The choice was right. Fess Parker was ideal. Laconic, coolly humourous and handsome in a low-key frontier way, Fess Parker simply WAS Crockett. It was impossible to imagine anyone else playing that role. Hard to imagine Fess Parker playing any other role... and in the early 1970s he quit acting in favour of wine-making.
This 89-minute long movie is drawn from the first three of the five episodes of the Crockett saga which Disney produced in 1955 and 1956 - condensing Davy Crockett Indian Fighter, Davy Crockett Goes to Congress and Davy Crockett at the Alamo. They've been stitched together quite well and present a reasonably coherent narrative - and 89 minutes would be enough Crockett for most people, I'd think.
By contrast, in Davy Crockett's homeland, Region 1, the Davy Crockett adventures have been released by Disney in full, with all 270-minutes spread over two discs, and with the original Disneyland introductions to each episode.
It's jolly good fun, if rather bloodthirsty at times. So go to your wardrobe, dig out that old coonskin cap and settle down to relive those days when the American frontier was being conquered to provide future generations with rich mythologies and marketing opportunities.
This is a movie which was prepared in the mid-1950s for theatrical release from footage shot for television.

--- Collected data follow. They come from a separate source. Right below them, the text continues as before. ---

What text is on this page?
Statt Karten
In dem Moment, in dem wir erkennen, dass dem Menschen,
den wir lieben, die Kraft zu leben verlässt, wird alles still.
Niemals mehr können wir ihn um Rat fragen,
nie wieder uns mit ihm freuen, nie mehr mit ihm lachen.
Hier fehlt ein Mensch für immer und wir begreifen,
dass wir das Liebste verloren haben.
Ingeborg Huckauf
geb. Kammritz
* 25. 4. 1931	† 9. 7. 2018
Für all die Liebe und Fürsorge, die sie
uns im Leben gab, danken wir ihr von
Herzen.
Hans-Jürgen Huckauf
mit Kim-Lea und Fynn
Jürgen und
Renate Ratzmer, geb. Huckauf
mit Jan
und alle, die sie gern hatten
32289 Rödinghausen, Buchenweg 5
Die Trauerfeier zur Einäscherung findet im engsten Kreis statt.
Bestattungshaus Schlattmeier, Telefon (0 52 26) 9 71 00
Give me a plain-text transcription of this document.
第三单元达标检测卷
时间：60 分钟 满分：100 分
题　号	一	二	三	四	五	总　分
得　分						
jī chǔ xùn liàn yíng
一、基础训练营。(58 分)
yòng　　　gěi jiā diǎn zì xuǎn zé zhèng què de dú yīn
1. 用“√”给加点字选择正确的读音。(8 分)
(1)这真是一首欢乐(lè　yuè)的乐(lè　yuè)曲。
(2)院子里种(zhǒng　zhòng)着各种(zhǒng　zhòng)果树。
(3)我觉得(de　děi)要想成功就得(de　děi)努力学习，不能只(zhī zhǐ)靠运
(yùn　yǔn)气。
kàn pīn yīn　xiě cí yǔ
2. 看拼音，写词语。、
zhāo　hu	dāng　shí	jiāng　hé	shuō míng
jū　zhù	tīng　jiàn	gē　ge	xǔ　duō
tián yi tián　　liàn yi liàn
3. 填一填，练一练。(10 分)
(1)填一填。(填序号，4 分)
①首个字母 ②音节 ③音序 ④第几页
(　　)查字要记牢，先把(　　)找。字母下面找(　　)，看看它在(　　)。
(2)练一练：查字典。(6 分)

Given that genesis, it shapes up surprisingly well, with a soft, somewhat gentle colour palette and with very little in the way of artefacts or film flaws. It doesn't have the vibrancy or definition of the best of product from that period, but there's nothing to impede enjoyment of its frontier yarns.
Nostalgia wins in this celebration of mid-1950s Disneyland values. Whether you rent or buy depends on just how big a Davy Crockett fan you were (or are) and whether you want to inflict this American folk-legend on your own kids.
The only real complaint about this issue is that we haven't been offered a choice in our Region 4 marketplace between this 89-minute condensation of the Disney sagas and the complete 279-minute version offered up in Region 1. True Crockett addicts might want to wait for that version to become available here.